MONYEEET ... Anak perempuan saya berteriak, ketika melintas depan sebuah swalayan waralaba. Tak jauh dari rumah. Malam lebaran. Takbir berkumandang, menyempurnakan bulan suci Ramadhan. Orang ramai merayakan kemenangan. Di depan swalayan itu, tengah berlangsung pertunjukan dari rombongan pengamen topeng monyet. Di beberapa tempat di Jawa dikenal sebagai tandhak bedhes (tarian monyet). Teriakan anak saya itu, membuat saya penasaran melacak hal ikhwal topeng monyet. Seni pertunjukan komersial yang saat ini bertahan di lorong-lorong sempit, pemukiman miskin, dan kampung pinggiran kota Makassar. Begitu pula dengan kata-kata, yang masih dalam ingatan saya: "sarimin pergi ke pasar". 
Nama Sarimin menjadi semacam brand paling umum dipakai, bagi si "aktor" monyet berekor panjang (macaca fascicularis) itu. Asal-usul nama itu tak begitu jelas bagi saya. Mungkin saja, diambil dari alat tabuh saron mini, yang dipakai dalam atraksi pertunjukan topeng monyet. Kata-kata: "pergi ke pasar", cukup menggoda bagi saya. Bayangkan, antara "monyet" dan "pasar". Tentu saja, dalam atraksi itu, Sarimin tidak saja pergi ke pasar. Tapi, berganti-ganti topeng, Sarimin bisa jadi "tentara atau serdadu" atau bisa jadi "penarik becak", atau bahkan menjadi "pembalap".

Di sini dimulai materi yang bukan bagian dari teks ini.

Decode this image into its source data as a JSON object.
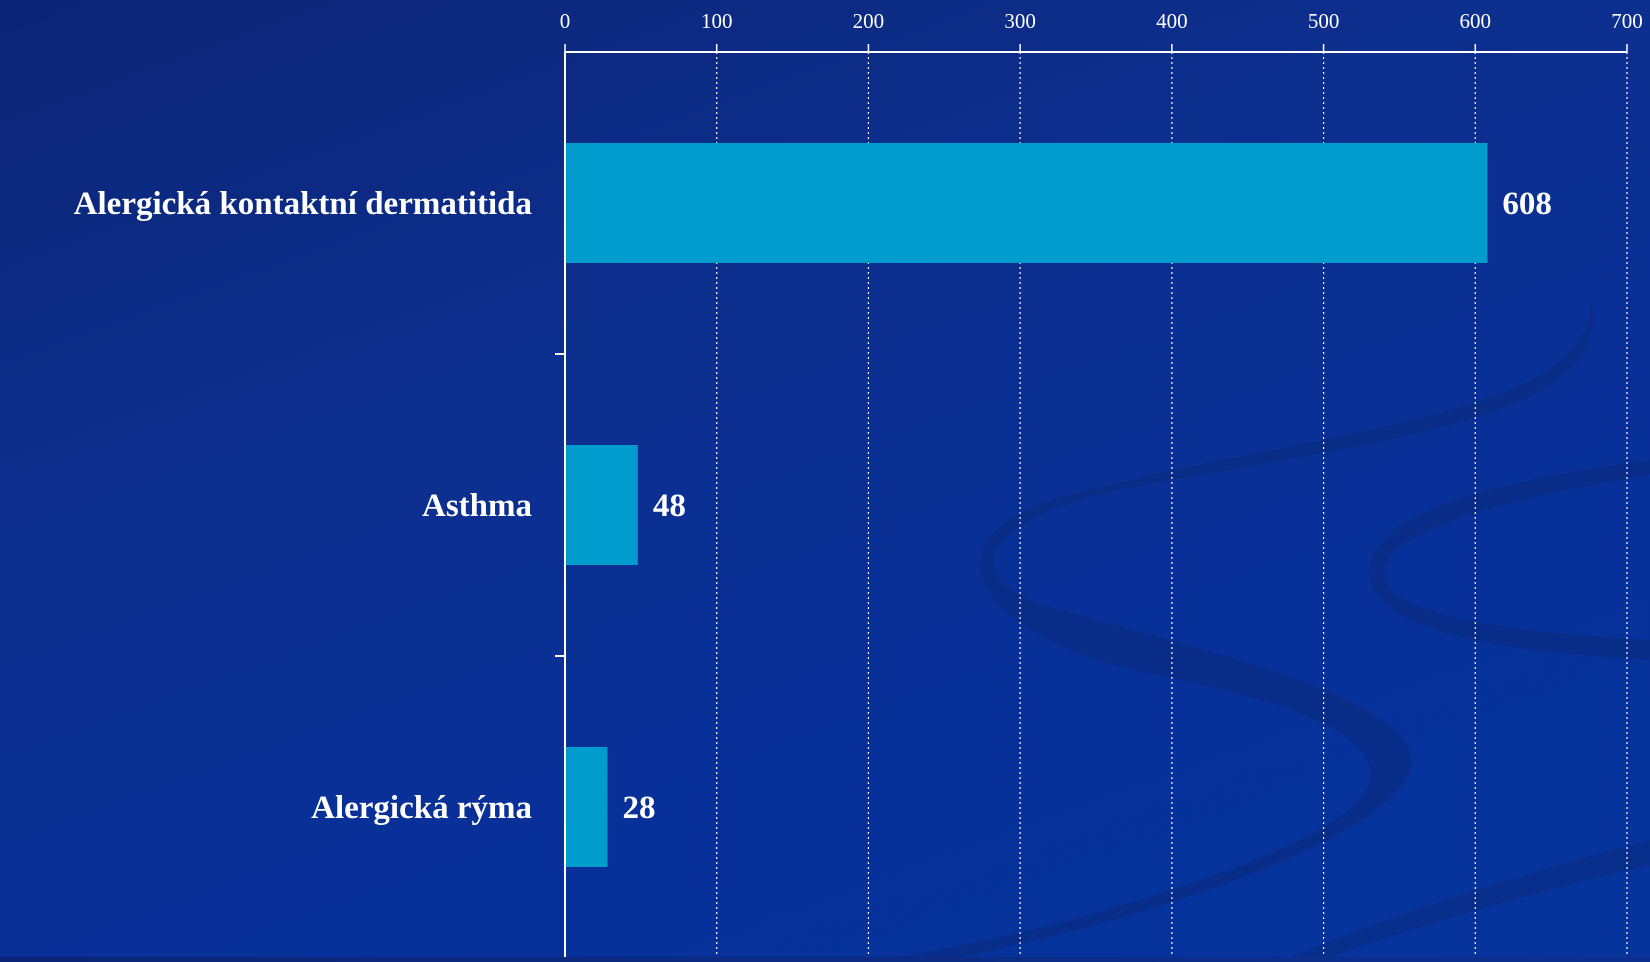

Dari penelusuran, apa yang menarik perhatian saya soal riwayat topeng monyet, pertama, mulai menjadi pertunjukan komersial pada akhir masa kolonial. Kedua, dalam satu tahun terakhir ini, di beberapa tempat, riwayat topeng monyet nampaknya akan segera berakhir di tangan Satpol PP (satuan polisi pamong praja). Pembacaan sejarah pertunjukan topeng monyet di Indonesia, banyak merujuk pada penjelasan sekilas Matthew Isaac Cohen. Cohen sendiri memang tidak sedang membahas topeng monyet. Titik simpul perhatian Cohen, dalam penelitian post-doctoral, yang kemudian dituangkan dalam buku, "The Komedie Stamboel, Popular Theater in Colonial Indonesia: 1891-1903", pada seni pertunjukan komedi stambul, semacam melting pot dalam istilah multikulturalisme, selain kontribusinya menciptakan seni pertunjukan tradisional lainnya seperti ludruk dan ketoprak. Buku yang mempesona, jika ditarik ke perspektif postmodern, hal ini dapat menjelaskan, menguraikan: hibriditas budaya. Atau, mengutip bahasa Cohen, yang saya sukai, sebagai sebuah situs, tempat bermain, untuk mengeksporasi berbagai kemungkinan, termasuk yang terang-terangan dilarang oleh rezim kolonial.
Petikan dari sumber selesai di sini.